Karena itulah, butuh sikap negarawan dari Anies-Muhaimin dan Ganjar-Mahfud untuk kemudian menyatakan bahwa Pilpres sudah selesai. Sudah waktunya semua pihak baik 01, 02 dan 03 bersatu kembali sebagai sebuah bangsa.

"Tidak mesti juga semuanya harus masuk pemerintahan, tetapi sudah tepat ada yg berposisi sebagai oposisi, sehingga ada penyeimbang kekuasaan di luar pemerintahan," katanya.

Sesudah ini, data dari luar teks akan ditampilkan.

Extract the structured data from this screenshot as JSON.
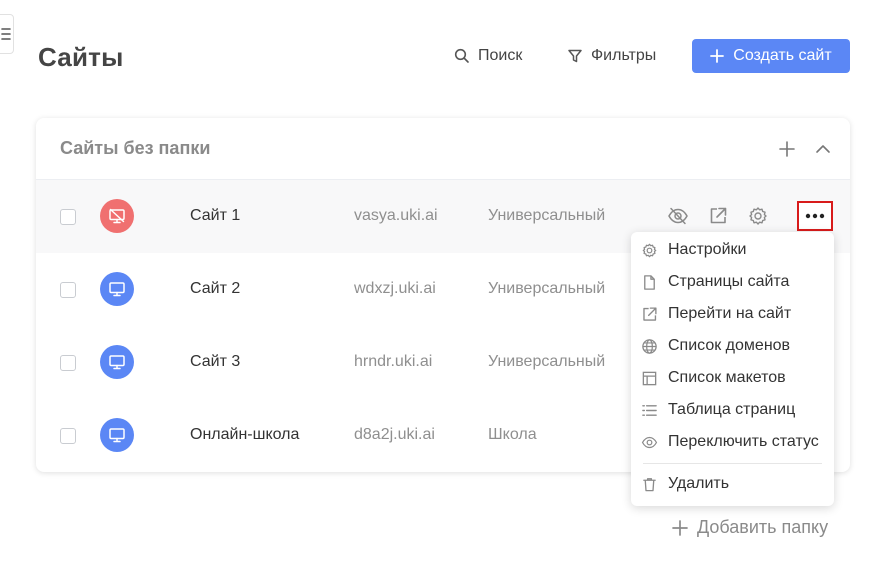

Namun tidak menolak juga jika memang Prabowo-Gibran merangkul Nasdem dan PKB untuk bergabung di pemerintahan. Karena kedua partai ini memang punya riwayat selalu bergabung dengan pemerintahan. Sementara PDIP dan PKS sudah tepat untuk menjadi oposisi.

"Kalaupun tergoda untuk masuk pemerintahan, juga sebenarnya tidak jadi masalah. Hanya saja kalau semua partai masuk pemerintahan, lantas siapa yang bisa mengontrol jalannya pemerintahan dimasa depan?" ujarnya.

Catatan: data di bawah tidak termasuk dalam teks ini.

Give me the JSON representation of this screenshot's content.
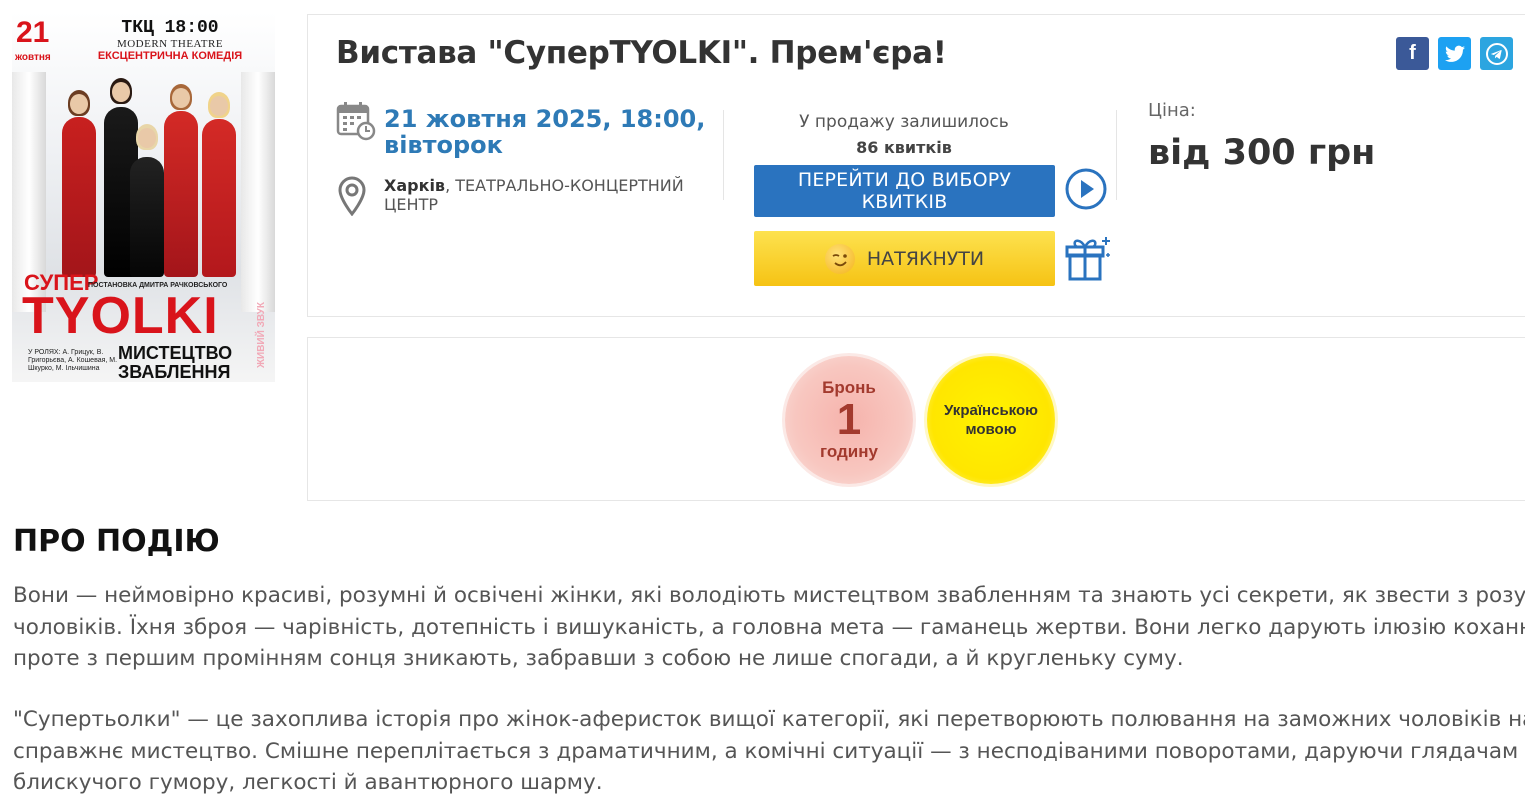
{
  "poster": {
    "date_num": "21",
    "date_month": "жовтня",
    "time_line": "ТКЦ 18:00",
    "venue_line": "MODERN THEATRE",
    "genre_line": "ЕКСЦЕНТРИЧНА КОМЕДІЯ",
    "title_super": "СУПЕР",
    "director": "ПОСТАНОВКА ДМИТРА РАЧКОВСЬКОГО",
    "title_tyolki": "TYOLKI",
    "cast": "У РОЛЯХ: А. Грицук, В. Григорьєва, А. Кошевая, М. Шкурко, М. Ільчишина",
    "art_line1": "МИСТЕЦТВО",
    "art_line2": "ЗВАБЛЕННЯ",
    "live_sound": "ЖИВИЙ ЗВУК"
  },
  "event": {
    "title": "Вистава \"СуперTYOLKI\". Прем'єра!",
    "date_line1": "21 жовтня 2025, 18:00,",
    "date_line2": "вівторок",
    "city": "Харків",
    "venue_sep": ", ",
    "venue": "ТЕАТРАЛЬНО-КОНЦЕРТНИЙ ЦЕНТР",
    "remaining_label": "У продажу залишилось",
    "remaining_count": "86 квитків",
    "buy_button": "ПЕРЕЙТИ ДО ВИБОРУ КВИТКІВ",
    "tease_button": "НАТЯКНУТИ",
    "price_label": "Ціна:",
    "price_value": "від 300 грн"
  },
  "social": {
    "facebook": "f",
    "twitter": "t",
    "telegram": "telegram-icon"
  },
  "badges": {
    "bron_line1": "Бронь",
    "bron_num": "1",
    "bron_line3": "годину",
    "lang_line1": "Українською",
    "lang_line2": "мовою"
  },
  "about": {
    "title": "ПРО ПОДІЮ",
    "p1": [
      "Вони — неймовірно красиві, розумні й освічені жінки, які володіють мистецтвом звабленням та знають усі секрети, як звести з розуму",
      "чоловіків. Їхня зброя — чарівність, дотепність і вишуканість, а головна мета — гаманець жертви. Вони легко дарують ілюзію кохання,",
      "проте з першим промінням сонця зникають, забравши з собою не лише спогади, а й кругленьку суму."
    ],
    "p2": [
      "\"Супертьолки\" — це захоплива історія про жінок-аферисток вищої категорії, які перетворюють полювання на заможних чоловіків на",
      "справжнє мистецтво. Смішне переплітається з драматичним, а комічні ситуації — з несподіваними поворотами, даруючи глядачам вечір",
      "блискучого гумору, легкості й авантюрного шарму."
    ]
  },
  "colors": {
    "accent_blue": "#2a73bf",
    "date_blue": "#2e7ab6",
    "poster_red": "#d9141b",
    "tease_yellow": "#f6c314"
  }
}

Atau bisa saja PKB, Nasdem PKS dan PDIP berkomitmen untuk berada di luar pemerintahan. Itu juga baik. Intinya adalah akhirilah narasi kecurangan pemilu, jika semua proses dan instrumen politik sudah digunakan misalnya MK, Bawaslu, DKPP, dll.

"Dan saya termasuk orang yang berharap Anies-Muhiamin dan Ganjar-Mahfud hadir dalam pelantikan Prabowo-Gibran sebagai Presiden dan Wakil Presiden Republik Indonesia. Agar tradisi yang selama ini dicontohkan oleh Prabowo yang selalu hadir di pelantikan lawan politiknya dalam hal ini Presiden Jokowi terus menjadi pembelajaran dan teladan politik yang berkesinambungan dimasa depan," pungkas Subiran. (Sidik Purwoko)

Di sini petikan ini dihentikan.